Merdian’s Davis Refinery attracted protests as it was working for permits to build its plant in Billings County, but it attracted something else when its representatives visited Williston. Excitement.
And not just because it’s more new jobs in North Dakota. Nor because it’s finally helping process a substantial portion of North Dakota’s resource in the state. But because of a statement by one of the project’s managers, Dan Hedrington with SEH Engineering.
“Meridian has a goal,” Hedrington said. “The first is employing North Dakota services and people, as much as we can. And not just people providing services, but employees. They’re going to hire as many people in North Dakota as they can for full-time work.”
The backers for Davis Refinery are from a Belfield-area family. They grew up in North Dakota, but had to move away for careers, because North Dakota at that time didn’t have what they were looking for.
“Those people are in the 70ish area now,” Hedrington said. “They’ve done well in other parts of the country, but their heart is still in North Dakota. They want to come back and develop jobs here that are sustainable.”
Their idea for that was a plant that would process North Dakota’s oil into gasoline, kerosene, low sulfur diesel and low sulfur fuel oil. The plant will initially produce 27,500 barrels per day, but can be expanded to 49,500. It’s initial output has already been contracted.
“We all know that most of the oil in North Dakota is shipped out and brought back in,” Hedrington said. “The bulk of it all leaves and gets refined elsewhere.”
Changing that dynamic would help North Dakota add value to its own resource, and create new jobs in the process.
Ken Callahan, president of the Williston Basin Chapter of the API, appreciated that in particular.
“The Davis Refinery is something that North Dakota could utilize with our resources,” he said after the presentation. “It only make sense to have this built in North Dakota, the second largest oil producing state in the United States!”
Davis Refinery will hire an initial 200 people, according to Hedrington said. But those jobs will have a ripple effect. A Washington study done on refinery jobs found that each refinery job creates 12 jobs in other sectors.
“That includes things like local grocery stores,” Hedrington said.
Davis Refinery has been holding meetings with nearby Dickinson State University and the University of North Dakota.
“Dickinson State is looking at putting in an operating program, supported by Meridian, for students to learn how to operate the facility,” Hedrington said.
UND meanwhile has a petroleum engineering department, and Hedrington said meetings with them have grown in size.
“We initially had one or two professors interested in the project,” he said. “But our meetings have gone from one or two people to 10 to 15 asking how can we benefit this project in North Dakota by adjusting curricula.”
Hedrington said the plant was vetted more closely than many other projects in North Dakota, and took about four times as long to do.
“They went through this with a fine-tooth comb,” he said. “They have reviewed this to levels I’ve never seen before.”
Hedrington said he was told the reason for that was everything that happened with the Dakota Access pipeline.

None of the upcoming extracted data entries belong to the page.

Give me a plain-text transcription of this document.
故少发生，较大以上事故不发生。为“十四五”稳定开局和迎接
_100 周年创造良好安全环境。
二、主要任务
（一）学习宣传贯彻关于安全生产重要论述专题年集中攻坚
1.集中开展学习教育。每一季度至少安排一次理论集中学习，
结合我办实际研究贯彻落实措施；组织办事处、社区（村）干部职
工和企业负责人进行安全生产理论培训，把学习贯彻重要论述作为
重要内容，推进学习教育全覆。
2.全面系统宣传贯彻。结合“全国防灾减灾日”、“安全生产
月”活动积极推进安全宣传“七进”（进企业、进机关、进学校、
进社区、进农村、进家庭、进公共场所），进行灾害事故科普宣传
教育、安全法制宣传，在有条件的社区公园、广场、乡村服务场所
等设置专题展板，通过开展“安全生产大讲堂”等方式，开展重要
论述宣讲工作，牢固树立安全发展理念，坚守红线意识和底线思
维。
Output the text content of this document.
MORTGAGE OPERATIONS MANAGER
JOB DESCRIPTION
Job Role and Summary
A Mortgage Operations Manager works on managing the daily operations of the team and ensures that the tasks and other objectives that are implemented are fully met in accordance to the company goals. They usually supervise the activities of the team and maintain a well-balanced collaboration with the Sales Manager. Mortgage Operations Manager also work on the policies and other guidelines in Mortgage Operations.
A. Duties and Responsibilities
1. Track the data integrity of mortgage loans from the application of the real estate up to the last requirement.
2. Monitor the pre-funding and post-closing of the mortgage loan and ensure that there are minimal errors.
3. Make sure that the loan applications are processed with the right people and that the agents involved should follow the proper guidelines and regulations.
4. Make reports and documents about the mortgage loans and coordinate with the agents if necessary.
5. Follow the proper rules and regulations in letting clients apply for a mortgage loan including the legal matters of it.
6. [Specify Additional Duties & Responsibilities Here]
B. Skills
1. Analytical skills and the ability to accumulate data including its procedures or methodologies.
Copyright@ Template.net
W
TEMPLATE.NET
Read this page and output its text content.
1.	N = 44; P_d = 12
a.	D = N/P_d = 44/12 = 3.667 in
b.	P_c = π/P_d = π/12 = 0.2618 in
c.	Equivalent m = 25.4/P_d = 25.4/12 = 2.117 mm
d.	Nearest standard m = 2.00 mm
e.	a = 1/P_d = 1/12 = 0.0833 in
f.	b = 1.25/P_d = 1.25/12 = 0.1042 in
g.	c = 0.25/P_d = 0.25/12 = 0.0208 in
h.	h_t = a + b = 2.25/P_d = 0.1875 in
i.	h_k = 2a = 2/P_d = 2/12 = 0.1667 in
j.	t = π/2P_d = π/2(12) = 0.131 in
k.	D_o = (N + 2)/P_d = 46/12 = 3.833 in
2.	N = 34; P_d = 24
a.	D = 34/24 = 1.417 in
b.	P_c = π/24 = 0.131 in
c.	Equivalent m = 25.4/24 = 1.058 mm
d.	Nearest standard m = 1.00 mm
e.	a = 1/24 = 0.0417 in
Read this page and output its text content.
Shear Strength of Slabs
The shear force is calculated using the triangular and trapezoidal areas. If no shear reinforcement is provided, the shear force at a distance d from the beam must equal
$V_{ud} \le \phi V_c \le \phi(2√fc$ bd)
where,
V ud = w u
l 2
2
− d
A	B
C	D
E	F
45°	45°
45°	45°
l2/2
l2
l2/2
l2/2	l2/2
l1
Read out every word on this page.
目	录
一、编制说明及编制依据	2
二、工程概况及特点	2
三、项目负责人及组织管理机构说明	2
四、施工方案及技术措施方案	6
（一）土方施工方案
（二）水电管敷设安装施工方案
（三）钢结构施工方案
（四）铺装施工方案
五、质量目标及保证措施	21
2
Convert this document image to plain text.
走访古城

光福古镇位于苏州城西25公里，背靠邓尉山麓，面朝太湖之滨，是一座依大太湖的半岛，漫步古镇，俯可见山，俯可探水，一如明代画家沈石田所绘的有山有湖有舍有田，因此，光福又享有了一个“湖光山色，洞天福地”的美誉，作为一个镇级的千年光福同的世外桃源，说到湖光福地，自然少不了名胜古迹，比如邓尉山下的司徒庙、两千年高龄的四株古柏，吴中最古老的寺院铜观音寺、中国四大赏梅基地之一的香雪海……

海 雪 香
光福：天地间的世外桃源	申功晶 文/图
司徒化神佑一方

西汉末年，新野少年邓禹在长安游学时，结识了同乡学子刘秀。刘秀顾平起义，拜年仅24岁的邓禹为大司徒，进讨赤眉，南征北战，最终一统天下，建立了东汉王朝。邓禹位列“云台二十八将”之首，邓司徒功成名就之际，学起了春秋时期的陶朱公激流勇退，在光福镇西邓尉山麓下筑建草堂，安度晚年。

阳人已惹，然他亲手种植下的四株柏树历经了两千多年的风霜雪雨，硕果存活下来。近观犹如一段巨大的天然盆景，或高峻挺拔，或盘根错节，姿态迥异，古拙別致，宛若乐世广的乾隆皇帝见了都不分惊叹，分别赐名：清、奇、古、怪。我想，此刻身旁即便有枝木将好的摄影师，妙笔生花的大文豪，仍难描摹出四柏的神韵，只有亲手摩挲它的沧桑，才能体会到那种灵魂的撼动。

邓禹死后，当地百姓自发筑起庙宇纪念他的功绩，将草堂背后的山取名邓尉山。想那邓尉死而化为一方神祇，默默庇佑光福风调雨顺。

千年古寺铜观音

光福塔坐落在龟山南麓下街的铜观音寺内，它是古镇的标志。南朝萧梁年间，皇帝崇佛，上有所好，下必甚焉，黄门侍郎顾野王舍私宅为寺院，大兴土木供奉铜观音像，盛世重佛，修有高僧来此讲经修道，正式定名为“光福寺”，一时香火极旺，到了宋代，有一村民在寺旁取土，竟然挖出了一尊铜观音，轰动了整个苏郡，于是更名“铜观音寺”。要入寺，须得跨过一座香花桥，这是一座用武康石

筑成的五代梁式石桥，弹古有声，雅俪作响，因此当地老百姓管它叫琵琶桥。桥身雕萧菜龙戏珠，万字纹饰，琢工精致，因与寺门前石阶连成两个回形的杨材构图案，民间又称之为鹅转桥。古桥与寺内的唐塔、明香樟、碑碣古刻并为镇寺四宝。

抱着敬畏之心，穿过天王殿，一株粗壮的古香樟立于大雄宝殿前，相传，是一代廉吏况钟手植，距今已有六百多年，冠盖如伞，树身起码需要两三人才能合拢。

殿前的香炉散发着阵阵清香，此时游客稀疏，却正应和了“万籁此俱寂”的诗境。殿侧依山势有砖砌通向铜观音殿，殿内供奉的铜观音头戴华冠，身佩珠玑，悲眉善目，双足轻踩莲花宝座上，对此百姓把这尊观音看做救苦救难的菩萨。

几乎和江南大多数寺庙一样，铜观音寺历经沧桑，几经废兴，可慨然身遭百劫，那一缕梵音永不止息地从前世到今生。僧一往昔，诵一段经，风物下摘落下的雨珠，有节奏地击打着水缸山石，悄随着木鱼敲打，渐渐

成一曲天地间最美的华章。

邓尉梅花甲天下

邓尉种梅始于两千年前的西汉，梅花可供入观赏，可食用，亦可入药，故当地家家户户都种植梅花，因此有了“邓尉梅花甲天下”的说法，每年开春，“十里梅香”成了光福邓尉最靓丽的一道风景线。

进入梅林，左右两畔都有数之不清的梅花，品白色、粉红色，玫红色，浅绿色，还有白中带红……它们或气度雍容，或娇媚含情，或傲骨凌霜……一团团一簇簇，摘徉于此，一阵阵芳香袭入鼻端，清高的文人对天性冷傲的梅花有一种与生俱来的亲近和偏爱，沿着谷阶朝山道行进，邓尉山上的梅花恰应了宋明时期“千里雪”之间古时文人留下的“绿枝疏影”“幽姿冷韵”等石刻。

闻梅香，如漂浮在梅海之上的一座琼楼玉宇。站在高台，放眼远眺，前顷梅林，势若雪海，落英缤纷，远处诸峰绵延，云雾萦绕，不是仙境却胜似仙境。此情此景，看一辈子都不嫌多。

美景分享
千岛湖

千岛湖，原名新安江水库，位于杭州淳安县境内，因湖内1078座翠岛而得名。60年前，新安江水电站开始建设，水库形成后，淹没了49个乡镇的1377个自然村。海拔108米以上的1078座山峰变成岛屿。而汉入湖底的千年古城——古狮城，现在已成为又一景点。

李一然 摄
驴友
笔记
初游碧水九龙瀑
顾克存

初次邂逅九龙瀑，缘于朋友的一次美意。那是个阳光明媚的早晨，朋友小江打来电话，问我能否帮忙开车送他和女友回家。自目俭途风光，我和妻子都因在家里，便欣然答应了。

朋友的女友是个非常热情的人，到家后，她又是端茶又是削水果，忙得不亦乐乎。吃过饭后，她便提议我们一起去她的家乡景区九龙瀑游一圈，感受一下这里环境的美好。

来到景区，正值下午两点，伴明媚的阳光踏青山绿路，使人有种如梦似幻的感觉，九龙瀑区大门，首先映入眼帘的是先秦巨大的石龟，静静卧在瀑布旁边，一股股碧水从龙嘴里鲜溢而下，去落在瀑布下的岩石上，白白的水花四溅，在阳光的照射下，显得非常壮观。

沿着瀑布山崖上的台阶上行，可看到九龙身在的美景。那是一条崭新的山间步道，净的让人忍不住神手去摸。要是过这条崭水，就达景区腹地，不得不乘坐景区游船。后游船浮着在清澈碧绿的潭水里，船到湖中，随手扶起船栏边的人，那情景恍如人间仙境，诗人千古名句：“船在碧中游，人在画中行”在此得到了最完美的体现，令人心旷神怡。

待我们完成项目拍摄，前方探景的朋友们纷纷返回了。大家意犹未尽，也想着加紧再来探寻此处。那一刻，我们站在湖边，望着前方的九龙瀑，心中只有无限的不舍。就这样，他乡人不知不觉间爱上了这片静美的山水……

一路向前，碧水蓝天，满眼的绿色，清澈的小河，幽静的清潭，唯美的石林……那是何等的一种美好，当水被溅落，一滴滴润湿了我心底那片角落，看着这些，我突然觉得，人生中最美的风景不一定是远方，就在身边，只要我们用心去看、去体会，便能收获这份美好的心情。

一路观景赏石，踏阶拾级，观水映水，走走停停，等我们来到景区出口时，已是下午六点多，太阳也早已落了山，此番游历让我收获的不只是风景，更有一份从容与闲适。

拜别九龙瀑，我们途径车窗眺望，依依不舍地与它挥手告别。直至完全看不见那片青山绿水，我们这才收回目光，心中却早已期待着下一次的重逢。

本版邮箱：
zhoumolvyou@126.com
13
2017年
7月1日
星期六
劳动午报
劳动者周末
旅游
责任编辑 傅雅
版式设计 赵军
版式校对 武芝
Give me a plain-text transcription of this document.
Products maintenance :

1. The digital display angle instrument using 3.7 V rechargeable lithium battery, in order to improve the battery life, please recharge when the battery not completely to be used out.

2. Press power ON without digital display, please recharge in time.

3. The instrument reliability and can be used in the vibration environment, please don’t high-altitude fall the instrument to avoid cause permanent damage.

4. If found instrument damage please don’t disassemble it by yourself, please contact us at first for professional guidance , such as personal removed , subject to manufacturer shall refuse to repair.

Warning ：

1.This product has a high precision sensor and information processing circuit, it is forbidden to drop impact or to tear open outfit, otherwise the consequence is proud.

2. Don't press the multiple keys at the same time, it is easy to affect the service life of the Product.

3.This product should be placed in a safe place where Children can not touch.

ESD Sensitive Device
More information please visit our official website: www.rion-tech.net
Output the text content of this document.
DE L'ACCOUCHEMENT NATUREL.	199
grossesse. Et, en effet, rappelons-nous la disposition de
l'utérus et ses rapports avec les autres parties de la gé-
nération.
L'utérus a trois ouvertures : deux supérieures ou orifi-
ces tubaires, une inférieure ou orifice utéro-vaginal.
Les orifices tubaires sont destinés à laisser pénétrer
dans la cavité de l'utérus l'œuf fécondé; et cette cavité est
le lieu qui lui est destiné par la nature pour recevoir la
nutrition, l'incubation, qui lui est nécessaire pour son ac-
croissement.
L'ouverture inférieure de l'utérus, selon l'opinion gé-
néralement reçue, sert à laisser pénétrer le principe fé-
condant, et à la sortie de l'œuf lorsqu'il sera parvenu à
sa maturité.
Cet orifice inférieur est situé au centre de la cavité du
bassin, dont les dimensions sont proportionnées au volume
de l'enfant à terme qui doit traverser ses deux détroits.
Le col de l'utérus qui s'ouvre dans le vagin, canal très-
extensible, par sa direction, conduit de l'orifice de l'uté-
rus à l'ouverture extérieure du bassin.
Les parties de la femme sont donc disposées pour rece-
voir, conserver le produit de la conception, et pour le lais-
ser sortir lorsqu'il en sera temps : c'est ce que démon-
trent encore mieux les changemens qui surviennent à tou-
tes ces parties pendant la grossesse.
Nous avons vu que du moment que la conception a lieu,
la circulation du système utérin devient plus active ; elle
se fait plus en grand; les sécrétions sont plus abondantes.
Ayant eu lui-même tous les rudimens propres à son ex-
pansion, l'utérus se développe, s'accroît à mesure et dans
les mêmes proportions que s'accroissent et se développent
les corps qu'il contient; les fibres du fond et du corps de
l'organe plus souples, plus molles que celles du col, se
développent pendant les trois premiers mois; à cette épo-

“They wanted to make sure this thing was bullet proof,” Hedrington said.
The state received 10,832 comments on the Davis Refinery, of which only 1.8 percent came from North Dakota.
Fourteen percent, or 1,508, came from California. Oregon and Washington sent 955.
“There were comments from 25 countries all over the world saying don’t build this in North Dakota,” Hedrington said.
Many of the comments, almost 97.5 percent, were form letters, which could be e-mailed with the click of a button from a website. Just 2.5 percent were unique comments, composed by someone.
Meridian has answered or is in the process of answering each and every comment, Hedrington said.
Most of the permits for Davis Refinery have now been received. There is one last outstanding permit, for air quality. Once that is received, the plant can begin construction. Hedrington said they hope to be operational by early 2019. Once complete, it would be the first full major refinery built in the United States for 40 years.
The first phase of the project will cost around $350 million for construction.
“Meridian has asked for no money from the state for this,” Hendrickson said. “They have not received any tax benefit.”
Tax revenue from the plant, however, will more than double Billings County’s general operating fund, Hendrickson added.
The plant itself has a footprint of 150 acres, but the site is 715 acres in all, so that a buffer zone of wildlife habitat may be created.
Hedrington said several entities have come forward to help with that, including MDU and University of North Dakota. They are looking at installing bee habitat, and the possibility of using geothermal activity at the plant.
“The universities have been excited about this because Meridian has asked them and invited them into the project, and they are looking at study opportunities for students and all kinds of things that will help us out as well,” Hedrington said.
The water allocation permit that Meridian requested proposes to take water not from potable aquifers, but from the Dakota Formation, which is brackish.
“We would process it through reverse osmosis to use it,” Hedrington said.
That has been contested, Hedrington added, and will go through an adjudicated hearing. He believes, however, that the state already did a thorough job of reviewing that and that it will ultimately be approved.